六人上车后,司机如同机器人一般启动保姆车。
“Jack,枫灵街56号。”花蕊的母亲朝着司机的方向说道。司机并没有回复,自顾自地开着车。
“爸爸,那个盒子里装的什么?”花蕊缩在车椅里疑惑地问道。
“不懂。”花蕊的父亲看着窗外似是在思考着什么。
“不说就不说,我才不想知道。”花蕊把脖子缩进大衣小声嘟哝。
“花城,你在想什么?”花夫人看着丈夫不在状态的样子有些担忧。
“我觉得这匣子被人动过手脚。

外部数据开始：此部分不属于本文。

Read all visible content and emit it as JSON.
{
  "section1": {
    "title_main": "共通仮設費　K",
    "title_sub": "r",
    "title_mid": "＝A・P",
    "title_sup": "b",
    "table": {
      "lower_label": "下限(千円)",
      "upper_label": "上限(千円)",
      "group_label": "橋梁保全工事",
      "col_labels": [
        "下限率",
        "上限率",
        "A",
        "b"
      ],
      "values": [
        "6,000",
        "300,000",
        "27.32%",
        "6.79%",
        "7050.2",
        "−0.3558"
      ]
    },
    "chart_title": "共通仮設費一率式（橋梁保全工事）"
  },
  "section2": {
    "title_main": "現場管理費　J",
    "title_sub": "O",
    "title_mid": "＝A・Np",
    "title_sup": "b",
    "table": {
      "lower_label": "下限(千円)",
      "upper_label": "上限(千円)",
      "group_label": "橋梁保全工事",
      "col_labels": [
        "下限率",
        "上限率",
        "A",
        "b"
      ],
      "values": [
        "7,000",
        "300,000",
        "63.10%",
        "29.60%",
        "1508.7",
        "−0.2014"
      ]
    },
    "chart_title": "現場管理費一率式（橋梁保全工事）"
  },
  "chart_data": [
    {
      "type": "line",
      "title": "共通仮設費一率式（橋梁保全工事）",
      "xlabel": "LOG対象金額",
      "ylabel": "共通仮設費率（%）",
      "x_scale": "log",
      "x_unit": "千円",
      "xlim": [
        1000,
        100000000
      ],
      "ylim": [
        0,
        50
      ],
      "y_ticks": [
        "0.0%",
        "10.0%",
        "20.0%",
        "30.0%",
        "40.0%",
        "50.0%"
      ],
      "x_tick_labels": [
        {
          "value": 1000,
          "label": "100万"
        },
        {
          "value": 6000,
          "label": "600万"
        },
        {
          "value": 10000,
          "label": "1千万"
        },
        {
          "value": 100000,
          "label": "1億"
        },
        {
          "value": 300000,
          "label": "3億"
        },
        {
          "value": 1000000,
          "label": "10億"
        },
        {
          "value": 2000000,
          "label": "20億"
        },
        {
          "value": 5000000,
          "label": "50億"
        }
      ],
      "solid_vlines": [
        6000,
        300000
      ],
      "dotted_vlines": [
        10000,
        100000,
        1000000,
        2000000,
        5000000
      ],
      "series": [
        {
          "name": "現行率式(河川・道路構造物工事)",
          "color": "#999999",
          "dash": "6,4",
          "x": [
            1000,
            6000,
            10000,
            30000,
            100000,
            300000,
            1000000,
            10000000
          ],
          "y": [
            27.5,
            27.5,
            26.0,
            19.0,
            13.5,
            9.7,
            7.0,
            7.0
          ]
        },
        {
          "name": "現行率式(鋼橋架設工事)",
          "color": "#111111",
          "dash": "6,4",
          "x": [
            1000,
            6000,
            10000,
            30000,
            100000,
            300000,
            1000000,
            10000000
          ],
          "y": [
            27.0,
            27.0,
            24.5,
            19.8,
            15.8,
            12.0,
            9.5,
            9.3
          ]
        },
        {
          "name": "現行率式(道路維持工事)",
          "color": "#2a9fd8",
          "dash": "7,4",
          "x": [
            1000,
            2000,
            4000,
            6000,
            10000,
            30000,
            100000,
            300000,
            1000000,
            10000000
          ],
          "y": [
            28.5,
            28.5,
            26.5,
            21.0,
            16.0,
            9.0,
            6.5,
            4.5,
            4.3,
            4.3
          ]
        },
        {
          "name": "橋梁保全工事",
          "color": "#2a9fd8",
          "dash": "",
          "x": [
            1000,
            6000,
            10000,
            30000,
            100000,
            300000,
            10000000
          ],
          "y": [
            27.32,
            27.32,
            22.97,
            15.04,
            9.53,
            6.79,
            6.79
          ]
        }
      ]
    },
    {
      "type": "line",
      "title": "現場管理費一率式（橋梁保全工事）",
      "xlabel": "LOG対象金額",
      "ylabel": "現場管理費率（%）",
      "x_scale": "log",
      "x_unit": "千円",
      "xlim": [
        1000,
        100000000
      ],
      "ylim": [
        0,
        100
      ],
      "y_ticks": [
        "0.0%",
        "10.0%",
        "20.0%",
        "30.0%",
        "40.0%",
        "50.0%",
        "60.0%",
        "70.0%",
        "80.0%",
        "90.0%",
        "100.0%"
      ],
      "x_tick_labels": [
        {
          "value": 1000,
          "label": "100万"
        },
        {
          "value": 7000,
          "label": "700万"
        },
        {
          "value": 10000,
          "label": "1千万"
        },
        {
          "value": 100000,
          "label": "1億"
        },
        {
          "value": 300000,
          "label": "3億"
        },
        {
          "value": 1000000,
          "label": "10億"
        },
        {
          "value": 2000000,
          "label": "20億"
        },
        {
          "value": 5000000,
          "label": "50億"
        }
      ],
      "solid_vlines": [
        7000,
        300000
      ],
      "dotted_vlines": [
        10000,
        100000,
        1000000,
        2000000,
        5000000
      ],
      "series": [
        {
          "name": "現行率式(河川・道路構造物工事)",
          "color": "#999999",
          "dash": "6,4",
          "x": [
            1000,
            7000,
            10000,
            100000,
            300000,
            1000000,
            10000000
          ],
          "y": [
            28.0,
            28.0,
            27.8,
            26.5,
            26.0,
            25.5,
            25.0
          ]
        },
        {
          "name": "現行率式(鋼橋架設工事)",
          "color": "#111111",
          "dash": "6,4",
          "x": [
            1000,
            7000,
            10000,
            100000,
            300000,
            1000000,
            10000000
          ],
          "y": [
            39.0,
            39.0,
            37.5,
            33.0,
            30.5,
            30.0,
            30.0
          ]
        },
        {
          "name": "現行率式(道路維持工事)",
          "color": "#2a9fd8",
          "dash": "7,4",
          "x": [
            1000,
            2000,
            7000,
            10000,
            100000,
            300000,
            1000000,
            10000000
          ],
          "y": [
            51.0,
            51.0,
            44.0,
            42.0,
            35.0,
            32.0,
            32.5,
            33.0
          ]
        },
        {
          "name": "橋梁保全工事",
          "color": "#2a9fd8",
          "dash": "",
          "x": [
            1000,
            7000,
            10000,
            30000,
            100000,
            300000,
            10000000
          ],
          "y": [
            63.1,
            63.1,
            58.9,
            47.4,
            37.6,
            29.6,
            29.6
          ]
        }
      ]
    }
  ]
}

”说着,花城便低下头直勾勾地盯着放在双腿上的保险箱,像看着随时会爆炸的炸弹。
“怎么说?”白岩的父亲白陆转过头一脸担忧地看着花城。
“匣子是和骨灰盒一起放进墓里的,但是这个匣子的落灰程度和骨灰盒上不一样。”花城眉头紧皱。
“爸爸,我觉得我们还是找张伯伯来开这个匣子吧,他是拆弹专家,万一里面被放了炸药之类的,那我们不是被团灭?”花蕊转过身看着后座的花城,花城瞪了一眼花蕊,花蕊撇了撇嘴,识趣地在位置上坐好并闭上了嘴。
“花叔叔,家母可以保护好我们的。”白岩见状,转过身先看了一眼花城,又看了一眼自己的母亲,微笑着说道。
“嗯,没事的,有我在。”白夫人侧头看着花夫人和花城保证道。
“花城,有阿黎在,别担心。”虽是在安抚花城,但是相比自己的夫人,白陆似乎更加在意花城。
“阿黎,待会儿你也要注意安全啊。”花夫人握住阿黎的手嘱咐道。
“嗯,好。”这个冰山美人居然也有语调柔软的一刻,白岩听到母亲的这声回应,略带吃惊地转过头,看见母亲似带羞涩地微微颔首。
花蕊看见白岩的反应,抓了抓后脑勺的头发,转过头看着窗外,心想:这直男要是知道了,不知道会是什么反应。脑补了一堆之后,花蕊不禁嘴角上扬。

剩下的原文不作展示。